Ao entrar no quarto o vi dormindo ainda, caminhei até a cama, ele ficava lindo dormindo, passei os dedos em seu rosto sentindo sua pele fria.
Meu Deus o que eu fiz com um anjo desses?
A culpa que me invadia estava me incomodando profundamente, decidi andar pelo quarto e procurar vestígios de que aquele Vicente que conheci a dez anos atrás ainda existia, abri o guarda-roupa e não achei nada, as gavetas, nada também, mas quando abri sua sapateira achei em um canto pequeno uma caixinha preta, ao abrir vi duas alianças, peguei a menor e pude ver um nome escrito nela, o meu nome, ao ler fiquei sem reação, o sangue pareceu sumir do meu corpo, me forcei a olhar mãos de perto e vi uma data, dez anos atrás, ele ia me pedir em casamento dez anos atrás e já tinha até as aliança.
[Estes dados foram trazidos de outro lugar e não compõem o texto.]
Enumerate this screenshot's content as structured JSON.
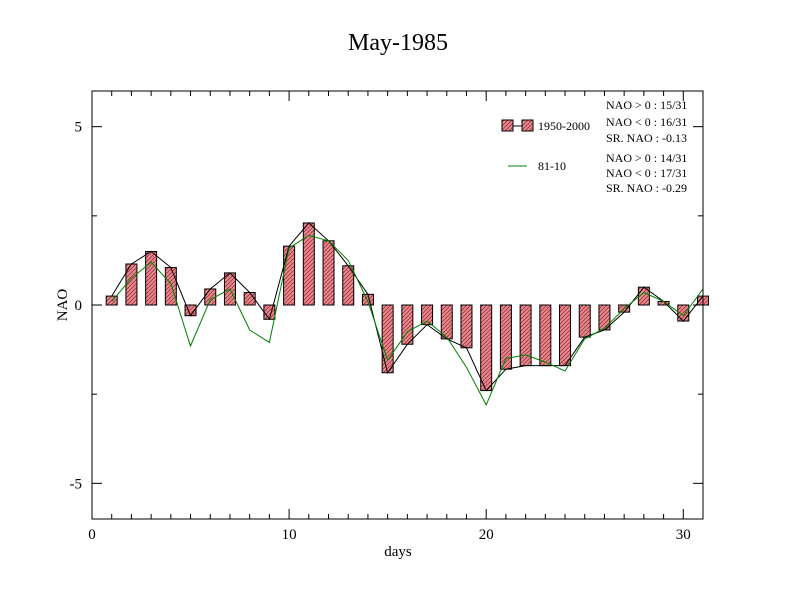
{
  "chart_data": {
    "type": "bar",
    "title": "May-1985",
    "xlabel": "days",
    "ylabel": "NAO",
    "xlim": [
      0,
      31
    ],
    "ylim": [
      -6,
      6
    ],
    "x_ticks": [
      "0",
      "10",
      "20",
      "30"
    ],
    "x_tick_values": [
      0,
      10,
      20,
      30
    ],
    "y_ticks": [
      "5",
      "0",
      "-5"
    ],
    "y_tick_values": [
      5,
      0,
      -5
    ],
    "grid": false,
    "legend_position": "top-right",
    "colors": {
      "bars": "#e8888f",
      "bar_outline": "#000000",
      "line_1950": "#000000",
      "line_8110": "#008000"
    },
    "x": [
      1,
      2,
      3,
      4,
      5,
      6,
      7,
      8,
      9,
      10,
      11,
      12,
      13,
      14,
      15,
      16,
      17,
      18,
      19,
      20,
      21,
      22,
      23,
      24,
      25,
      26,
      27,
      28,
      29,
      30,
      31
    ],
    "series": [
      {
        "name": "1950-2000",
        "style": "bars-with-line",
        "values": [
          0.25,
          1.15,
          1.5,
          1.05,
          -0.3,
          0.45,
          0.9,
          0.35,
          -0.4,
          1.65,
          2.3,
          1.8,
          1.1,
          0.3,
          -1.9,
          -1.1,
          -0.55,
          -0.95,
          -1.2,
          -2.4,
          -1.8,
          -1.7,
          -1.7,
          -1.7,
          -0.9,
          -0.7,
          -0.2,
          0.5,
          0.1,
          -0.45,
          0.25
        ]
      },
      {
        "name": "81-10",
        "style": "line",
        "values": [
          0.1,
          0.75,
          1.2,
          0.6,
          -1.15,
          0.15,
          0.45,
          -0.7,
          -1.05,
          1.6,
          1.95,
          1.8,
          1.25,
          0.1,
          -1.55,
          -0.75,
          -0.45,
          -0.9,
          -1.75,
          -2.8,
          -1.5,
          -1.4,
          -1.6,
          -1.85,
          -0.95,
          -0.65,
          -0.1,
          0.35,
          0.1,
          -0.3,
          0.45
        ]
      }
    ],
    "annotations": [
      {
        "group": "1950-2000",
        "lines": [
          "NAO > 0 :  15/31",
          "NAO < 0 :  16/31",
          "SR. NAO : -0.13"
        ]
      },
      {
        "group": "81-10",
        "lines": [
          "NAO > 0 :  14/31",
          "NAO < 0 :  17/31",
          "SR. NAO : -0.29"
        ]
      }
    ]
  }
}
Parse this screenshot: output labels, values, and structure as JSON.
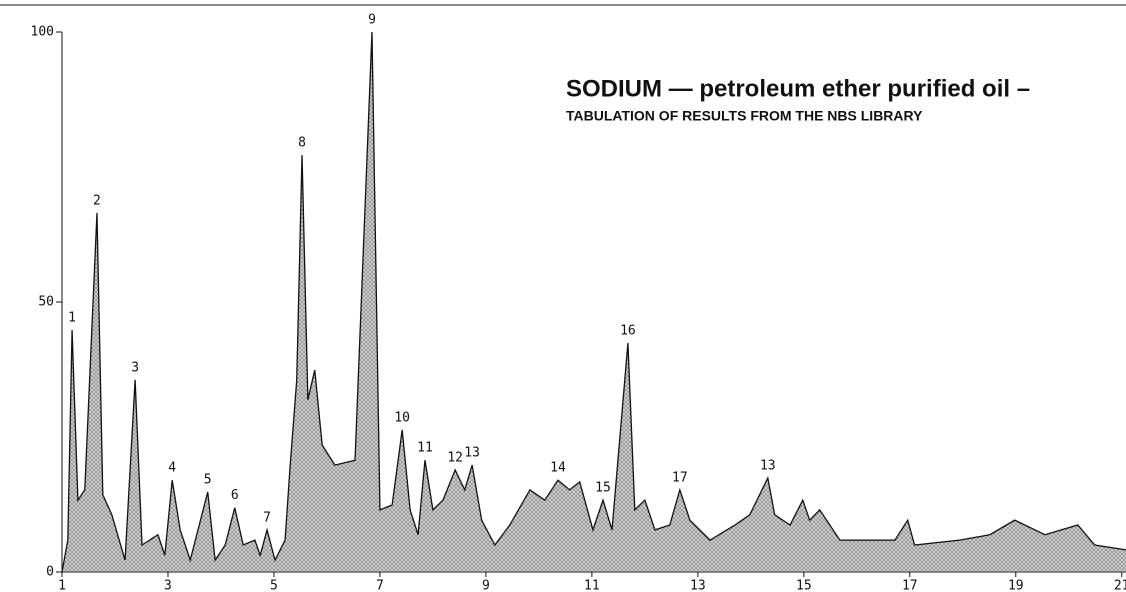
{
  "chart_data": {
    "type": "line",
    "title": "SODIUM — petroleum ether purified oil –",
    "subtitle": "TABULATION OF RESULTS FROM THE NBS LIBRARY",
    "x": [
      1.0,
      1.11,
      1.19,
      1.3,
      1.43,
      1.66,
      1.77,
      1.94,
      2.19,
      2.38,
      2.51,
      2.81,
      2.94,
      3.08,
      3.23,
      3.42,
      3.75,
      3.89,
      4.08,
      4.26,
      4.42,
      4.64,
      4.74,
      4.87,
      5.02,
      5.21,
      5.3,
      5.43,
      5.53,
      5.64,
      5.77,
      5.91,
      6.15,
      6.53,
      6.85,
      7.0,
      7.23,
      7.42,
      7.57,
      7.72,
      7.85,
      8.0,
      8.19,
      8.42,
      8.6,
      8.74,
      8.92,
      9.17,
      9.45,
      9.83,
      10.11,
      10.36,
      10.58,
      10.77,
      11.02,
      11.21,
      11.38,
      11.68,
      11.81,
      12.0,
      12.19,
      12.47,
      12.66,
      12.85,
      13.23,
      13.7,
      13.98,
      14.32,
      14.45,
      14.74,
      14.98,
      15.11,
      15.3,
      15.68,
      16.25,
      16.72,
      16.96,
      17.09,
      17.94,
      18.51,
      18.98,
      19.55,
      20.17,
      20.49,
      21.08
    ],
    "series": [
      {
        "color": "#111111",
        "values": [
          0,
          5.9,
          44.8,
          13.3,
          15.2,
          66.5,
          14.3,
          10.6,
          2.2,
          35.6,
          5.0,
          6.9,
          3.1,
          17.0,
          7.8,
          2.2,
          14.8,
          2.2,
          5.0,
          11.9,
          5.0,
          5.9,
          3.1,
          7.8,
          2.2,
          5.9,
          18.9,
          35.6,
          77.2,
          31.9,
          37.4,
          23.5,
          19.8,
          20.7,
          100,
          11.5,
          12.4,
          26.3,
          11.5,
          6.9,
          20.7,
          11.5,
          13.3,
          18.9,
          15.2,
          19.8,
          9.6,
          5.0,
          8.7,
          15.2,
          13.3,
          17.0,
          15.2,
          16.7,
          7.8,
          13.3,
          7.8,
          42.4,
          11.5,
          13.3,
          7.8,
          8.7,
          15.2,
          9.6,
          5.9,
          8.7,
          10.6,
          17.4,
          10.6,
          8.7,
          13.3,
          9.6,
          11.5,
          5.9,
          5.9,
          5.9,
          9.6,
          5.0,
          5.9,
          6.9,
          9.6,
          6.9,
          8.7,
          5.0,
          4.1
        ],
        "peak_labels": [
          null,
          null,
          "1",
          null,
          null,
          "2",
          null,
          null,
          null,
          "3",
          null,
          null,
          null,
          "4",
          null,
          null,
          "5",
          null,
          null,
          "6",
          null,
          null,
          null,
          "7",
          null,
          null,
          null,
          null,
          "8",
          null,
          null,
          null,
          null,
          null,
          "9",
          null,
          null,
          "10",
          null,
          null,
          "11",
          null,
          null,
          "12",
          null,
          "13",
          null,
          null,
          null,
          null,
          null,
          "14",
          null,
          null,
          null,
          "15",
          null,
          "16",
          null,
          null,
          null,
          null,
          "17",
          null,
          null,
          null,
          null,
          "13",
          null,
          null,
          null,
          null,
          null,
          null,
          null,
          null,
          null,
          null,
          null,
          null,
          null,
          null,
          null,
          null,
          null
        ]
      }
    ],
    "xlim": [
      1,
      21.08
    ],
    "xticks": [
      1,
      3,
      5,
      7,
      9,
      11,
      13,
      15,
      17,
      19,
      21
    ],
    "ylim": [
      0,
      100
    ],
    "yticks": [
      0,
      50,
      100
    ]
  }
}
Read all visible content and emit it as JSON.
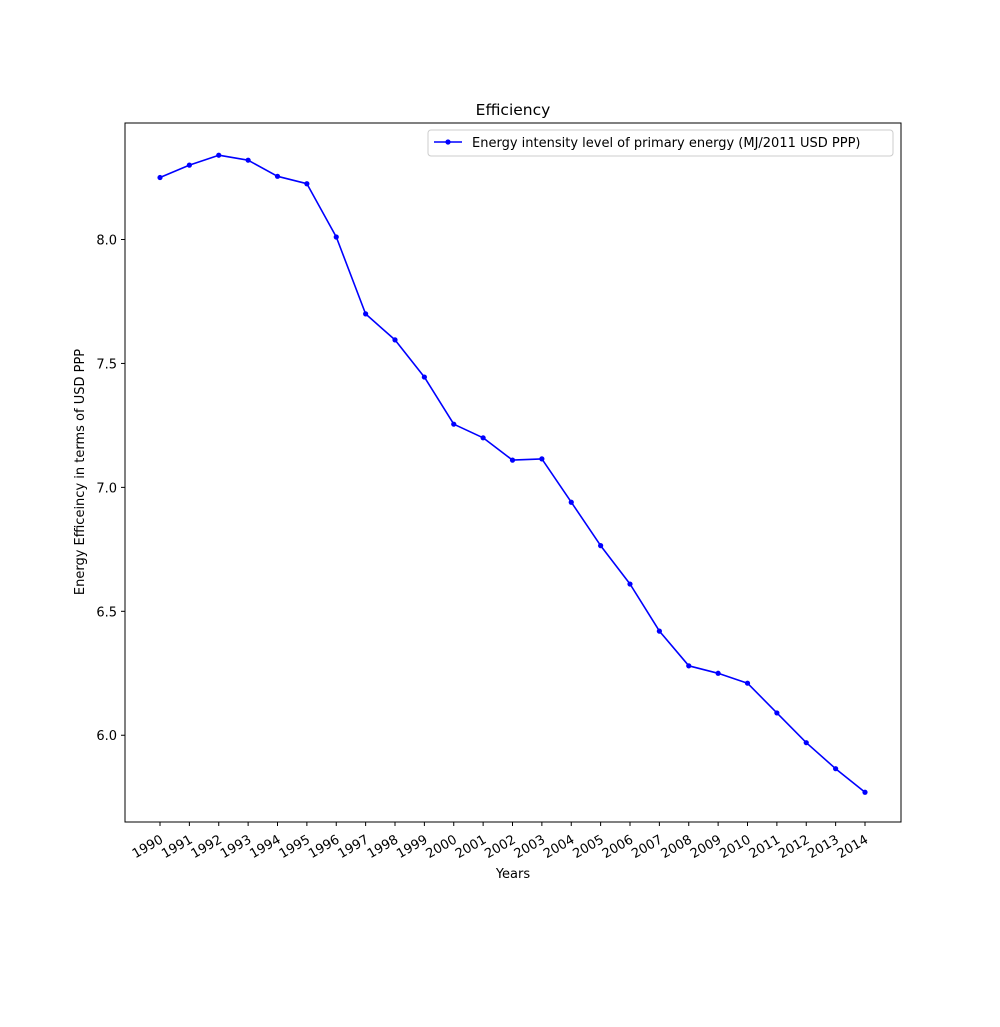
{
  "chart_data": {
    "type": "line",
    "title": "Efficiency",
    "xlabel": "Years",
    "ylabel": "Energy Efficeincy in terms of USD PPP",
    "categories": [
      "1990",
      "1991",
      "1992",
      "1993",
      "1994",
      "1995",
      "1996",
      "1997",
      "1998",
      "1999",
      "2000",
      "2001",
      "2002",
      "2003",
      "2004",
      "2005",
      "2006",
      "2007",
      "2008",
      "2009",
      "2010",
      "2011",
      "2012",
      "2013",
      "2014"
    ],
    "series": [
      {
        "name": "Energy intensity level of primary energy (MJ/2011 USD PPP)",
        "color": "#0000ff",
        "marker": "dot",
        "values": [
          8.25,
          8.3,
          8.34,
          8.32,
          8.255,
          8.225,
          8.01,
          7.7,
          7.595,
          7.445,
          7.255,
          7.2,
          7.11,
          7.115,
          6.94,
          6.765,
          6.61,
          6.42,
          6.28,
          6.25,
          6.21,
          6.09,
          5.97,
          5.865,
          5.77
        ]
      }
    ],
    "ylim": [
      5.65,
      8.47
    ],
    "yticks": [
      6.0,
      6.5,
      7.0,
      7.5,
      8.0
    ],
    "ytick_labels": [
      "6.0",
      "6.5",
      "7.0",
      "7.5",
      "8.0"
    ],
    "grid": false,
    "legend_position": "top-right"
  }
}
O que foi que eu fiz? Saí de perto fã sapateira e quando estava prestes a sair do quarto ouvi Vicente.
- O que você está fazendo aqui?
- nada, eu pensei que talvez você estivesse precisando de alguma coisa
- Não estou!
- Tudo bem.
Sai do quarto e corri direto para o meu, por mais que eu quisesse seguir o Conselho de Felicia percebi que a situação era muito pior do que imaginava.